В этот вечер в доме Аоэ праздновали получение высочайшего указа. Юки сварила красный рис,[99] а Матахатиро впервые за долгое время позволил себе выпить сакэ и с непривычки захмелел.

То ли остатки хмеля придали ему смелости, то ли падающий за окнами снег нашептал ему имя невесты,[100] но в один прекрасный момент Матахатиро решился зайти в комнату к Юки. Он вышел из своей комнатенки размером в три татами, приютившейся сбоку от входа в дом, и направился в гостиную. Через щель в фусума было видно, что в комнате еще горит фонарик.

— Можно войти? — спросил Матахатиро.

— Да, — коротко ответила Юки. Ее голос прозвучал робко и застенчиво. Раздвинув перегородку, Матахатиро увидел, что Юки, вскочив с пола, спешно набрасывает на ночной халат расшитую цветами накидку. Ее постель уже была приготовлена.

— А, ничего, — смутился Матахатиро, — я зайду позже.

Он уже собрался было задвинуть за собой фусума, как вдруг Юки, подняв взгляд, сдавленно промолвила:

— Не уходите.

Матахатиро задвинул перегородку, прошел в комнату и сел на пол. Они молча сидели друг против друга. Опустив голову, Юки смотрела на татами.

— Я… хотел поговорить о твоем отце, — нарушил молчание Матахатиро, с трудом выговаривая каждое слово. — Мне казалось, что после того случая между нами больше ничего нет. Я ждал, что ты будешь мстить, и твердо решил непременно принять смерть от твоей руки… Но ты так и не появилась. Более того, стала жить в моем доме. Признаться честно, я просто возликовал, когда увидел тебя здесь. Простой человек не властен над своим сердцем. Но я понимаю, что на этом ничего не закончилось.
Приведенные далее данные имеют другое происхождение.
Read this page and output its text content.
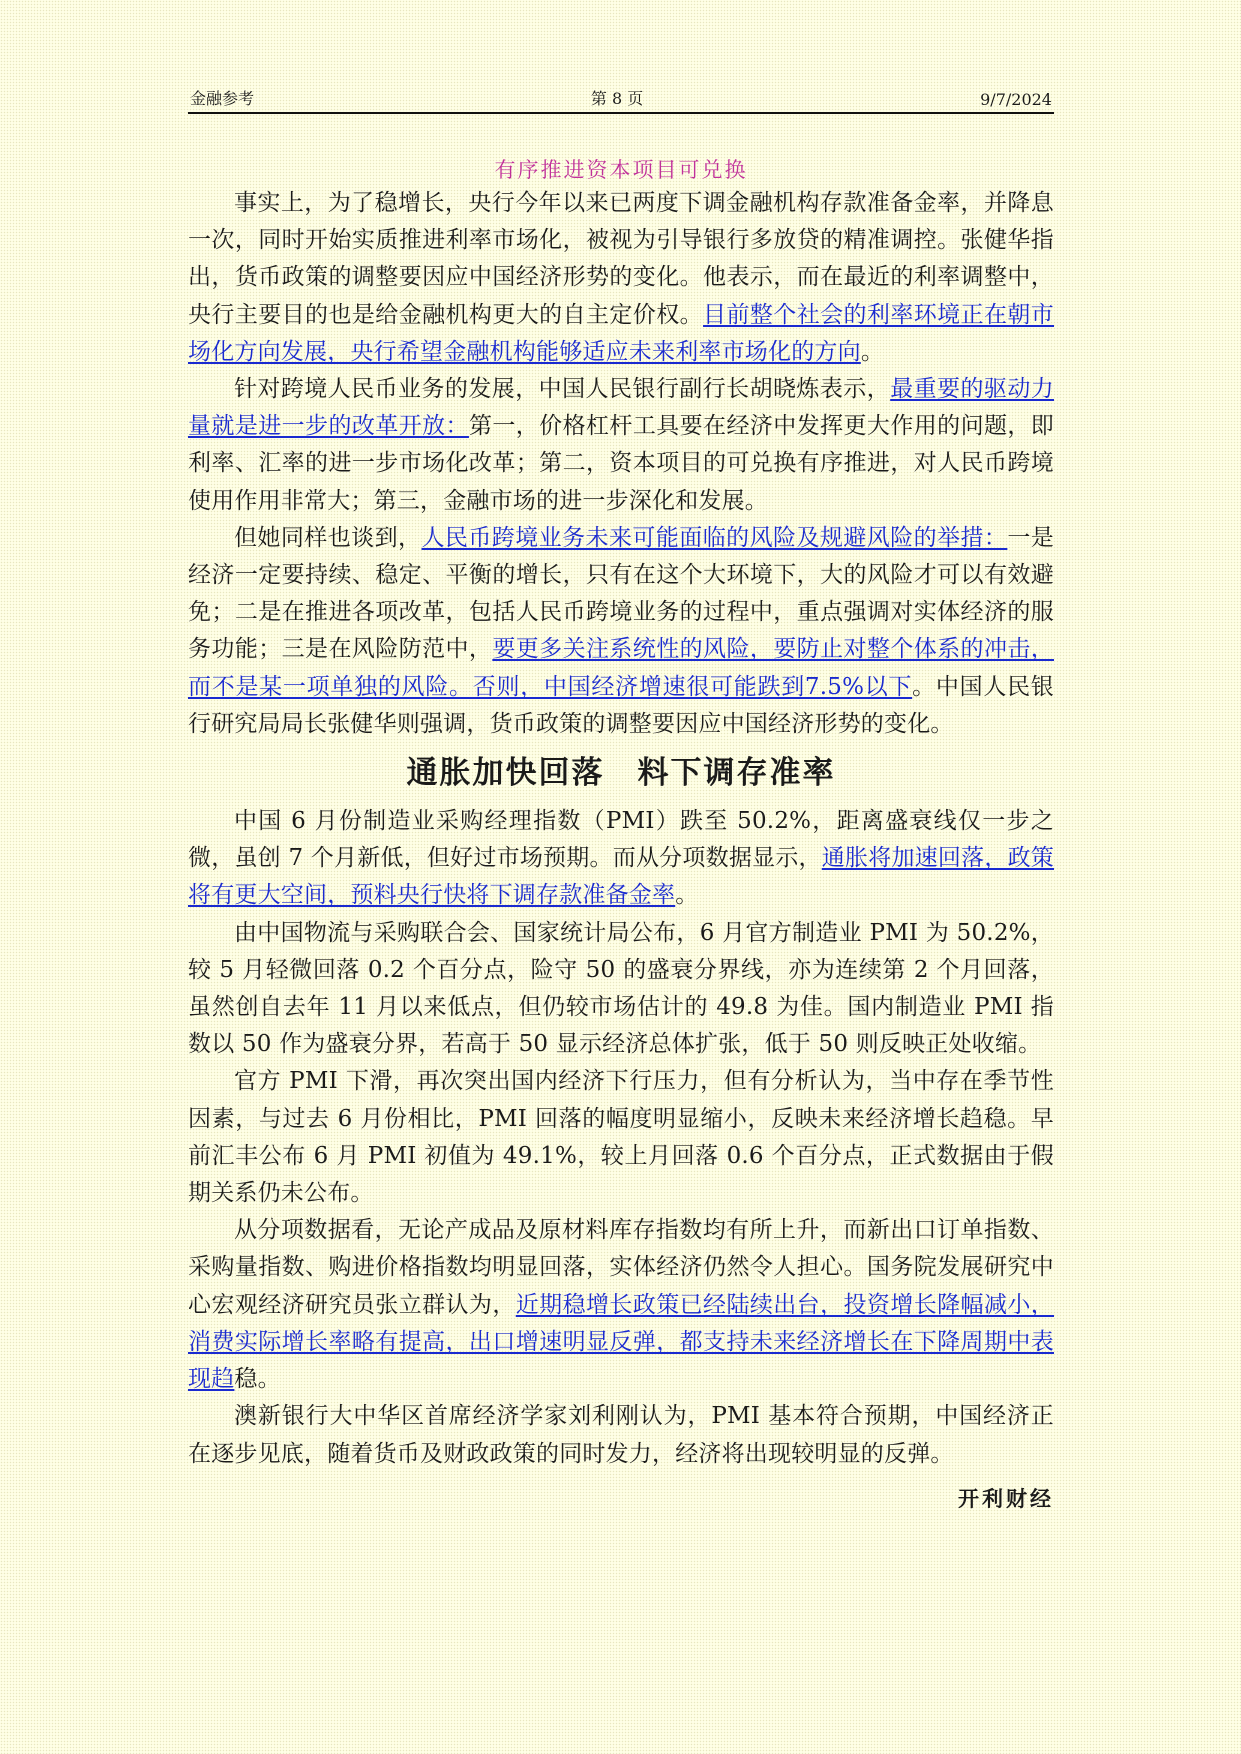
金融参考	第 8 页	9/7/2024
有序推进资本项目可兑换

事实上，为了稳增长，央行今年以来已两度下调金融机构存款准备金率，并降息一次，同时开始实质推进利率市场化，被视为引导银行多放贷的精准调控。张健华指出，货币政策的调整要因应中国经济形势的变化。他表示，而在最近的利率调整中，央行主要目的也是给金融机构更大的自主定价权。目前整个社会的利率环境正在朝市场化方向发展，央行希望金融机构能够适应未来利率市场化的方向。

针对跨境人民币业务的发展，中国人民银行副行长胡晓炼表示，最重要的驱动力量就是进一步的改革开放：第一，价格杠杆工具要在经济中发挥更大作用的问题，即利率、汇率的进一步市场化改革；第二，资本项目的可兑换有序推进，对人民币跨境使用作用非常大；第三，金融市场的进一步深化和发展。

但她同样也谈到，人民币跨境业务未来可能面临的风险及规避风险的举措：一是经济一定要持续、稳定、平衡的增长，只有在这个大环境下，大的风险才可以有效避免；二是在推进各项改革，包括人民币跨境业务的过程中，重点强调对实体经济的服务功能；三是在风险防范中，要更多关注系统性的风险，要防止对整个体系的冲击，而不是某一项单独的风险。否则，中国经济增速很可能跌到7.5%以下。中国人民银行研究局局长张健华则强调，货币政策的调整要因应中国经济形势的变化。

通胀加快回落　料下调存准率

中国 6 月份制造业采购经理指数（PMI）跌至 50.2%，距离盛衰线仅一步之微，虽创 7 个月新低，但好过市场预期。而从分项数据显示，通胀将加速回落，政策将有更大空间，预料央行快将下调存款准备金率。

由中国物流与采购联合会、国家统计局公布，6 月官方制造业 PMI 为 50.2%，较 5 月轻微回落 0.2 个百分点，险守 50 的盛衰分界线，亦为连续第 2 个月回落，虽然创自去年 11 月以来低点，但仍较市场估计的 49.8 为佳。国内制造业 PMI 指数以 50 作为盛衰分界，若高于 50 显示经济总体扩张，低于 50 则反映正处收缩。

官方 PMI 下滑，再次突出国内经济下行压力，但有分析认为，当中存在季节性因素，与过去 6 月份相比，PMI 回落的幅度明显缩小，反映未来经济增长趋稳。早前汇丰公布 6 月 PMI 初值为 49.1%，较上月回落 0.6 个百分点，正式数据由于假期关系仍未公布。

从分项数据看，无论产成品及原材料库存指数均有所上升，而新出口订单指数、采购量指数、购进价格指数均明显回落，实体经济仍然令人担心。国务院发展研究中心宏观经济研究员张立群认为，近期稳增长政策已经陆续出台，投资增长降幅减小，消费实际增长率略有提高，出口增速明显反弹，都支持未来经济增长在下降周期中表现趋稳。

澳新银行大中华区首席经济学家刘利刚认为，PMI 基本符合预期，中国经济正在逐步见底，随着货币及财政政策的同时发力，经济将出现较明显的反弹。

开利财经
Я понимаю…

Юки молча кивнула и снова уставилась глазами в пол.

— Есть правила самурайских домов, — продолжал Матахатиро. — И по этим правилам мы не можем стать мужем и женой.

— Вы хотите, чтобы я ушла? — Юки подняла голову и посмотрела на Матахатиро. Ее лицо, покрытое легким ночным макияжем, казалось бледным. С растерянным видом она добавила: — Только, сударь, мне теперь некуда идти. Бабушка позвала меня жить с ней, и для этого мне пришлось бросить свой дом.

Матахатиро не знал, что ответить. Юки рано потеряла мать, и потому жила вдвоем с отцом. Пять лет назад, когда Матахатиро и Юки обручились, ее отец, Кидзаэмон Хиранума, не позаботился о том, как лучше оформить наследство. Он любил повторять, что для него и зять, и приемный сын[101] суть одно и то же.

Так до самой смерти он и не уладил это дело. Поэтому, когда Юки, отклонив несколько предложений о браке, перешла жить в дом Аоэ, она фактически отказалась от притязаний на свой отчий дом. И хотя дом этот формально еще принадлежал ее семье, вернуться туда она уже не могла. Обо всем этом Юки и рассказала Матахатиро.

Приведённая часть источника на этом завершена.